Угол. Эта горница не тыква. У тыквы углов нету. У тыквы особо скуластые щеки, такие же скулы у черепов. У тыквы особо жёлтая кожа, цвета глаз огородных чучел, когда они бродят по огородам зябкими осенними ночами. У тыквы особый вкус. Вкус кладбища после дождя.

За угол свернул – ничего особенного. Будто мог вообще не идти, а мог зажмуриться, потоптаться, открыть глаза и узреть все ту же в туман уходящую стену слева и все ту же Москву справа, в виде расплывчатых жёлтых огней. Так и живём мы, человеки. Ходим, бегаем, ездим, летаем, а где-то, присев, опустошённо убеждаемся, что никуда не переместились, а все то же самое в нас и вокруг, и только печальнее глядеть на то, что осталось впереди.

Шёл, вроде, быстро, но не нагнал. И – рванулся, будто влетел в проход между станциями метро. И – летит, облетая других, прищурив и заморозив глаза, в камень трансформировав подбородок, минуту назад зеркально выбритый, обшлёпанный импортной душистостью. Воздух в лицо рвёт и ревёт, фалды плаща штормят и бурлят, брюки посвистывают и полощутся, волосы – в смятении, рыдают, скрип итальяшек крут и безжалостен, как мафиози на ликвидации.

Уважьте смятенным завистливым взглядом молодого русского человека, позавидуйте предположением, – ибо куда же так можно стремиться, как не к чему-то большому и важному, вам абсолютно недоступному.

Ещё угол. Второй по счету. А не догнал. Не понимаю. Бежали, что ли? Ну, бегите. А я – подышу, гуляя. И загулял, глубоко вдыхая.

Так-то живём, размышлял дальше. Красиво движемся, а куда? За-ачем ваабще движемся? подхватил его мысли грузин, тоже о многом размышлявший в длинной очереди за билетами на поезд южного направления. За-ачем живем? За-атем, чтоб кра-асиво двигаться? Па-а-птичьи живем, па-алучается. Почему по-птичьи? спросил Левон, всегда уважавший грузинское мнение, прямолинейное, в корень глядящее, акцентом и юмором утешающее. Куда едешь? спросил грузин. На Чёрное море, Левон отвечал. Придёшь на-а берег, грузин посоветовал, па-агляди на-а любую чайку. Кра-асиво летит, стремительно. За-алюбуешься. Па-азавидуешь. А куда летит? С ка-акой целью? А чтобы на-а камень сесть и па-асрать…
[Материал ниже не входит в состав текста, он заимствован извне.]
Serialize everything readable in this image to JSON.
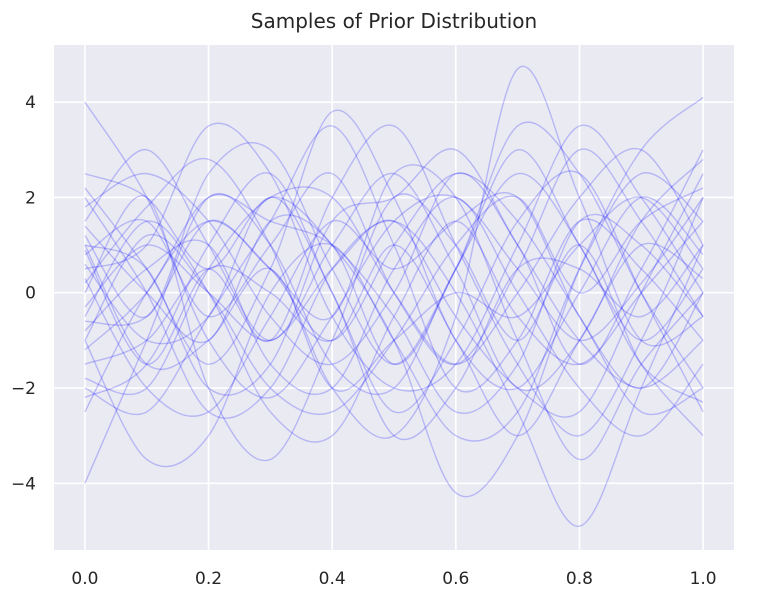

С-с-с-с, – услыхал Левон шелестящий сырой звук. Оборотился, да в стену влип, и хорошо, что так поспешил, а то б неминуемо в него врезались мокрые шины велосипедов, на коих не только параллельно, но и в обнимку восседали толстая и тоненькая фигуры.
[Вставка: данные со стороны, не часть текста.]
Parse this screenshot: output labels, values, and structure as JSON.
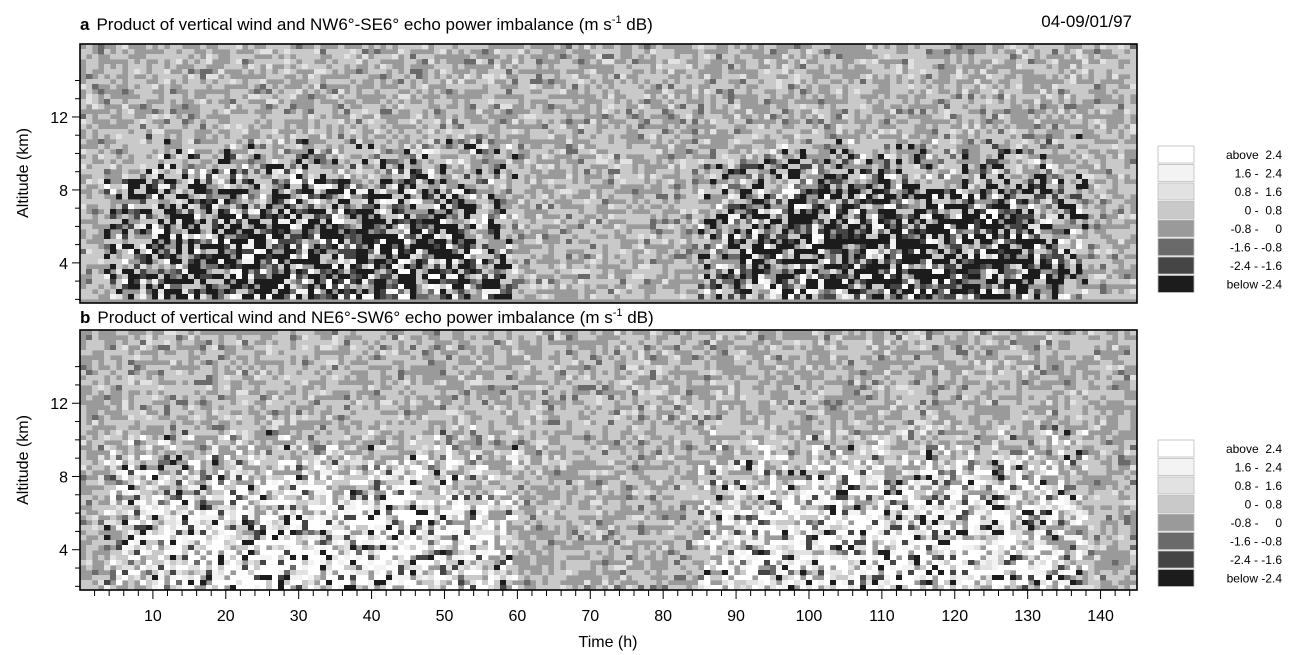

Гэкнул он вслед, руку простёр, да куда там, вкатились в облако, а чуть позже сточилось на нет и шинное мокрое с-с-с-с.

Ну-ну. Катайтесь. И дальше гулял, догулял до угла третьего, а мысленным взором подогревал что ни на есть супротивные вещи: наплывшую почти на колесо передержанную груду теста и рядом с ней туго оттопыренный одномедный свеженький пряничек. Между двумя этими крайностями и расположен весь женский мир.

Вывод Левона взбесил феминисток, они набросились на него неухоженной неврастенической толпой, но тут попался четвёртый угол, за которым была финишная прямая.
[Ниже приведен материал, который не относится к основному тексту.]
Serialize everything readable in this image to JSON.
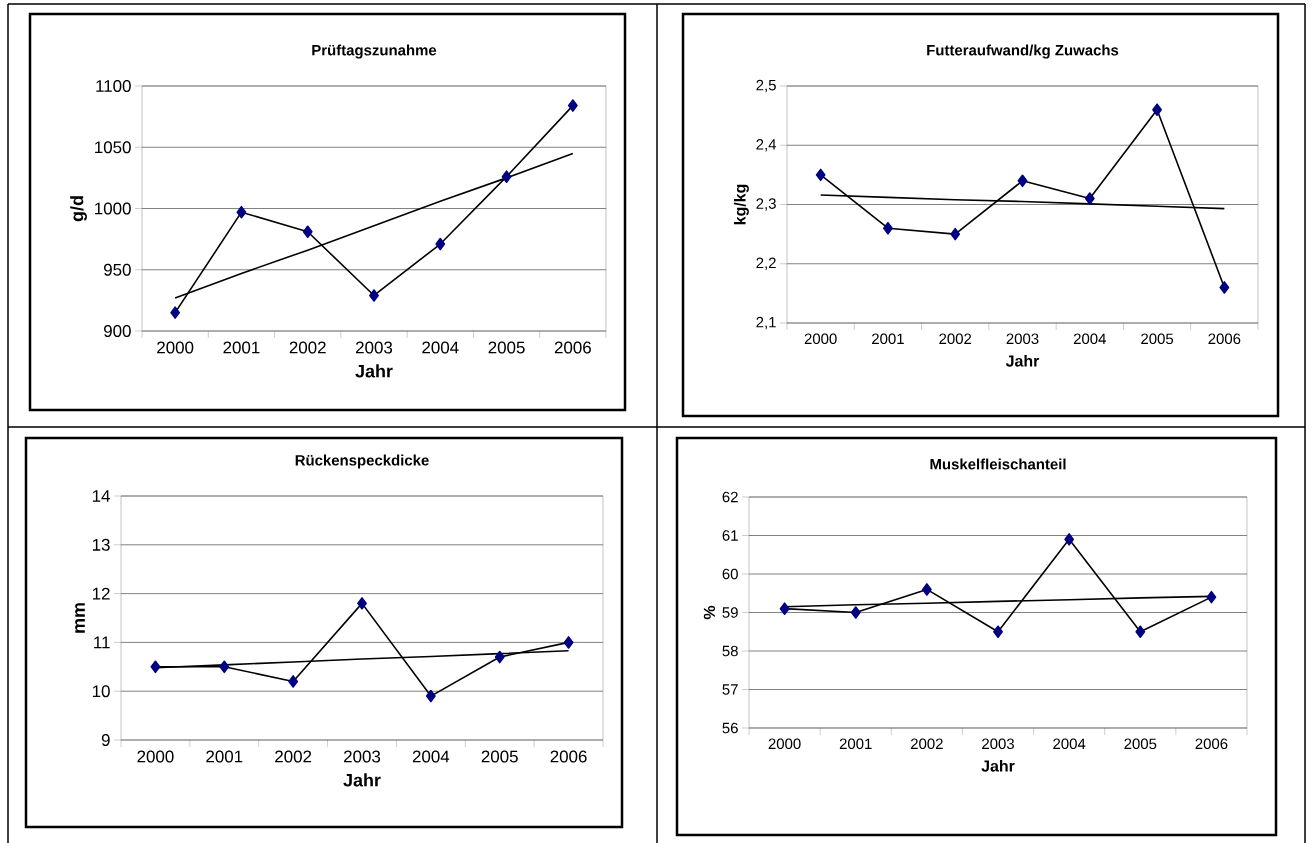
{
  "chart_data": [
    {
      "type": "line",
      "title": "Prüftagszunahme",
      "xlabel": "Jahr",
      "ylabel": "g/d",
      "categories": [
        "2000",
        "2001",
        "2002",
        "2003",
        "2004",
        "2005",
        "2006"
      ],
      "ylim": [
        900,
        1100
      ],
      "yticks": [
        900,
        950,
        1000,
        1050,
        1100
      ],
      "grid": "y",
      "series": [
        {
          "color": "#000080",
          "marker": "diamond",
          "values": [
            915,
            997,
            981,
            929,
            971,
            1026,
            1084
          ]
        },
        {
          "color": "#000000",
          "marker": "none",
          "values": [
            927,
            947,
            966,
            986,
            1006,
            1025,
            1045
          ]
        }
      ]
    },
    {
      "type": "line",
      "title": "Futteraufwand/kg Zuwachs",
      "xlabel": "Jahr",
      "ylabel": "kg/kg",
      "categories": [
        "2000",
        "2001",
        "2002",
        "2003",
        "2004",
        "2005",
        "2006"
      ],
      "ylim": [
        2.1,
        2.5
      ],
      "yticks": [
        {
          "value": 2.1,
          "label": "2,1"
        },
        {
          "value": 2.2,
          "label": "2,2"
        },
        {
          "value": 2.3,
          "label": "2,3"
        },
        {
          "value": 2.4,
          "label": "2,4"
        },
        {
          "value": 2.5,
          "label": "2,5"
        }
      ],
      "grid": "y",
      "series": [
        {
          "color": "#000080",
          "marker": "diamond",
          "values": [
            2.35,
            2.26,
            2.25,
            2.34,
            2.31,
            2.46,
            2.16
          ]
        },
        {
          "color": "#000000",
          "marker": "none",
          "values": [
            2.316,
            2.312,
            2.308,
            2.305,
            2.301,
            2.297,
            2.293
          ]
        }
      ]
    },
    {
      "type": "line",
      "title": "Rückenspeckdicke",
      "xlabel": "Jahr",
      "ylabel": "mm",
      "categories": [
        "2000",
        "2001",
        "2002",
        "2003",
        "2004",
        "2005",
        "2006"
      ],
      "ylim": [
        9,
        14
      ],
      "yticks": [
        9,
        10,
        11,
        12,
        13,
        14
      ],
      "grid": "y",
      "series": [
        {
          "color": "#000080",
          "marker": "diamond",
          "values": [
            10.5,
            10.5,
            10.2,
            11.8,
            9.9,
            10.7,
            11.0
          ]
        },
        {
          "color": "#000000",
          "marker": "none",
          "values": [
            10.48,
            10.54,
            10.6,
            10.66,
            10.71,
            10.77,
            10.83
          ]
        }
      ]
    },
    {
      "type": "line",
      "title": "Muskelfleischanteil",
      "xlabel": "Jahr",
      "ylabel": "%",
      "categories": [
        "2000",
        "2001",
        "2002",
        "2003",
        "2004",
        "2005",
        "2006"
      ],
      "ylim": [
        56,
        62
      ],
      "yticks": [
        56,
        57,
        58,
        59,
        60,
        61,
        62
      ],
      "grid": "y",
      "series": [
        {
          "color": "#000080",
          "marker": "diamond",
          "values": [
            59.1,
            59.0,
            59.6,
            58.5,
            60.9,
            58.5,
            59.4
          ]
        },
        {
          "color": "#000000",
          "marker": "none",
          "values": [
            59.15,
            59.2,
            59.24,
            59.29,
            59.33,
            59.38,
            59.42
          ]
        }
      ]
    }
  ]
}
Сформировался пятый угол. Сбился со счета, но неважно. Вот сейчас завернём, оскалимся, впрыгнем в гостиную, зарычим, вздрогнут бабы и засмеются, а потом хорошо бы выпить чего-нибудь благородного. И добежал до угла шестого.

Не лучше ль сейчас же, и окончательно, поверить, что все это сон? Он простёр за оградку руку, укоротил жизнь десятку дождинок, прижал к щеке мокрые их останки, усмехнулся отчётливости ощущений и вслух подтвердил:

– Такой вот сон.

Вот как, пожалуй, лучше проснуться: спрыгнуть с лоджии в кроны деревьев. Он лихорадочно огляделся, вернулся взглядом во мглу под ногами, потрогал оградку, зачем-то встряхнул, перекинул за неё ногу. Поболтал ногою в дождинках. Потом подальше её выдвинул и уселся на узкий металл. Стал осторожно переносить за оградку другую ногу. Сел, впиваясь в перильце пальцами широко расставленных рук, слегка вперёд и назад покачиваясь от неотлаженного равновесия.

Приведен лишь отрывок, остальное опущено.